Skip to content

Conversation

fangyinc
Copy link
Collaborator

Description

  1. Support llama.cpp server inference
  2. API Server support /v1/completions
  3. Support native generate function

How Has This Been Tested?

Install dependencies

pip install -e ".[llama_cpp_server]"

If you want to accelerate the inference speed, and you have a GPU, you can install the following dependencies:

CMAKE_ARGS="-DGGML_CUDA=ON" pip install -e ".[llama_cpp_server]"

Download the model

Here, we use the qwen2.5-0.5b-instruct model as an example. You can download the model from the Huggingface.

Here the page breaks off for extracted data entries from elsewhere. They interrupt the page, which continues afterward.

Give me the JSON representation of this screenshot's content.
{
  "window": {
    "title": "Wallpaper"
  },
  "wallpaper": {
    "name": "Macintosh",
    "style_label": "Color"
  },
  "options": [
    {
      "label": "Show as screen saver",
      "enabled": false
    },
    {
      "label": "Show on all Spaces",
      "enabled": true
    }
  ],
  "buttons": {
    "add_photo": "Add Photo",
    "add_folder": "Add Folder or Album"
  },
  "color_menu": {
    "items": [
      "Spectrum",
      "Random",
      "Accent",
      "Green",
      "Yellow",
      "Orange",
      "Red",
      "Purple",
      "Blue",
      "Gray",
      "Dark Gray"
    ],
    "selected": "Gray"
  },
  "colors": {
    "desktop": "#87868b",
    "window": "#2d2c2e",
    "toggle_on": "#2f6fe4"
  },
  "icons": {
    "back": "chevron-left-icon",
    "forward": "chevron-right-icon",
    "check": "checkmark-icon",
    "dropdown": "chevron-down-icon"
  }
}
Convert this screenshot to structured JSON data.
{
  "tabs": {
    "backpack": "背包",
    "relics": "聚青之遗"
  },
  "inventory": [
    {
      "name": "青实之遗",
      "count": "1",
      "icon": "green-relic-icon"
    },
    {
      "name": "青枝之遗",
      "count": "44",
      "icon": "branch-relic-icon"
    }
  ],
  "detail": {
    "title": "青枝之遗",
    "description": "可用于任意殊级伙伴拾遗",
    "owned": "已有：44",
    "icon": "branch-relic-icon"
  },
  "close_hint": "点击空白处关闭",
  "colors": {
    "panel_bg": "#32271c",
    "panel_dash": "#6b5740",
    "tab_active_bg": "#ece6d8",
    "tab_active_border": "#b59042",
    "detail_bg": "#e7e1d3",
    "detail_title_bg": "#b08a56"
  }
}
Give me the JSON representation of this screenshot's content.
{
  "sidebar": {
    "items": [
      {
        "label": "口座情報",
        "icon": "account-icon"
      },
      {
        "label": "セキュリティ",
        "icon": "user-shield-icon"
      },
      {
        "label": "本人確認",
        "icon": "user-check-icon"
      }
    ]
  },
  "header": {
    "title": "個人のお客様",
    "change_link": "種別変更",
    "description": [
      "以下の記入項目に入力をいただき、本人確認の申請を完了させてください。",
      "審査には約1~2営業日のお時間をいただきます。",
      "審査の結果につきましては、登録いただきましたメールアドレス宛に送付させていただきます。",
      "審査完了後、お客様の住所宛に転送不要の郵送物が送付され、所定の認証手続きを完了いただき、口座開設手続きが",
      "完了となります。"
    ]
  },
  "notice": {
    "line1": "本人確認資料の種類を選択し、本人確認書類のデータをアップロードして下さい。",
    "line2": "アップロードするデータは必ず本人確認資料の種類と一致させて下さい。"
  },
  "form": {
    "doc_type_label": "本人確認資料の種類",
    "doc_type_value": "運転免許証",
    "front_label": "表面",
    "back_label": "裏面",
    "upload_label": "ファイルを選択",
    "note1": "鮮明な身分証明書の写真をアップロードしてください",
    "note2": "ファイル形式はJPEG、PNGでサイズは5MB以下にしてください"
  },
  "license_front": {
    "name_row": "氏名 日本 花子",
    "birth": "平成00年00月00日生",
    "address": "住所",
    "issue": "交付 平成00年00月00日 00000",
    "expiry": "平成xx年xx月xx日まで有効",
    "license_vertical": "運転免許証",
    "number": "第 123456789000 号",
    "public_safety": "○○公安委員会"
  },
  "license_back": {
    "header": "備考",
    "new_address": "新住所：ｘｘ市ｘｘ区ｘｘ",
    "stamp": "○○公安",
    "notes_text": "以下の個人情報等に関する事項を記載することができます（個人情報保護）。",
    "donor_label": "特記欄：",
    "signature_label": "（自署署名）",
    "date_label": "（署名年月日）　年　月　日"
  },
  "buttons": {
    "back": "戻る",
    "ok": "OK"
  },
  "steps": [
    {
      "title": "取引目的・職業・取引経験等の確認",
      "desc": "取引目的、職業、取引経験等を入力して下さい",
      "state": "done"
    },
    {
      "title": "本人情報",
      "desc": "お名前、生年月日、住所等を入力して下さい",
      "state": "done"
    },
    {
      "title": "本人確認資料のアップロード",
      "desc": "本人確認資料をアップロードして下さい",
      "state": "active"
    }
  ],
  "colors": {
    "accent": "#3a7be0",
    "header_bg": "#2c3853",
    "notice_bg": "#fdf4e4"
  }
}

wget https://huggingface.co/Qwen/Qwen2.5-0.5B-Instruct-GGUF/resolve/main/qwen2.5-0.5b-instruct-q4_k_m.gguf?download=true -O /tmp/qwen2.5-0.5b-instruct-q4_k_m.gguf

Modify configuration file

In the .env configuration file, modify the inference type of the model to start llama.cpp inference.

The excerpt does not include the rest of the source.